There's some interesting insight into the working of ICANN, although not all that surprising. Liz Williams was on one of the panels evaluating new TLD proposals; her committee recommended rejecting all but two (.CAT and .POST.). Her statement says:
20. ICANN learned of our conclusions in advance of our final report, and was clearly disappointed that we intended to recommend that so few applications should proceed to the next step in the process: registry agreement negotiations. At that time, certain ICANN staff, including Kurt Pritz, an ICANN Vice President, and John Jeffrey, ICANN's General Counsel, were very clear that they wanted as many applications as possible to advance to the next stage of the process, and encouraged us to be more positive in our assessments in order to achieve that goal. I believe that they viewed the new sTLD application process as a means to demonstrate ICANN's prestige and importance as an international organisation; therefore the process had to be seen as successful--- meaning lots of new sTLDS--- so that it would appear that ICANN was in control of a valuable resource, and so that future rounds would attract more applicants.

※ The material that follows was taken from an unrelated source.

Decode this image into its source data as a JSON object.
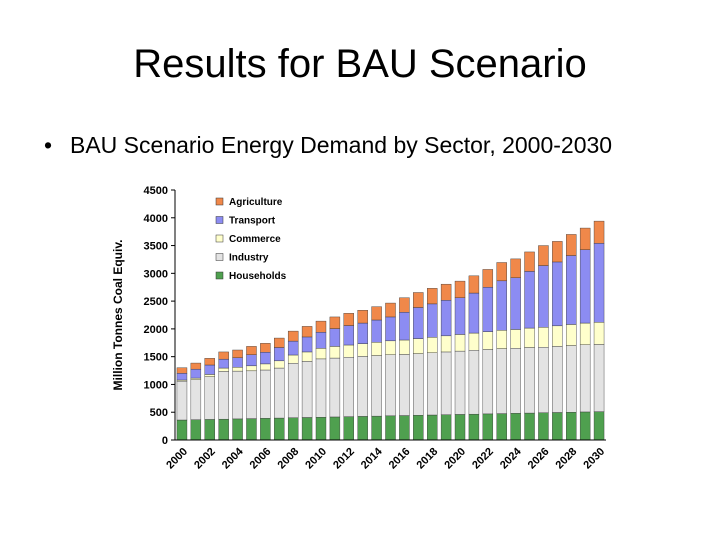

At the time, it was perhaps more important to them that the process result in as many new sTLDs as possible that it was that the criteria be applied correctly to the applications.
I think this gets to the heart of the problems with the new TLDs. They don't have community backing, nor wide acceptance in practice. Their creation is not guided by the interests of Internet users, but by rent-seeking on the part of both registries and ICANN.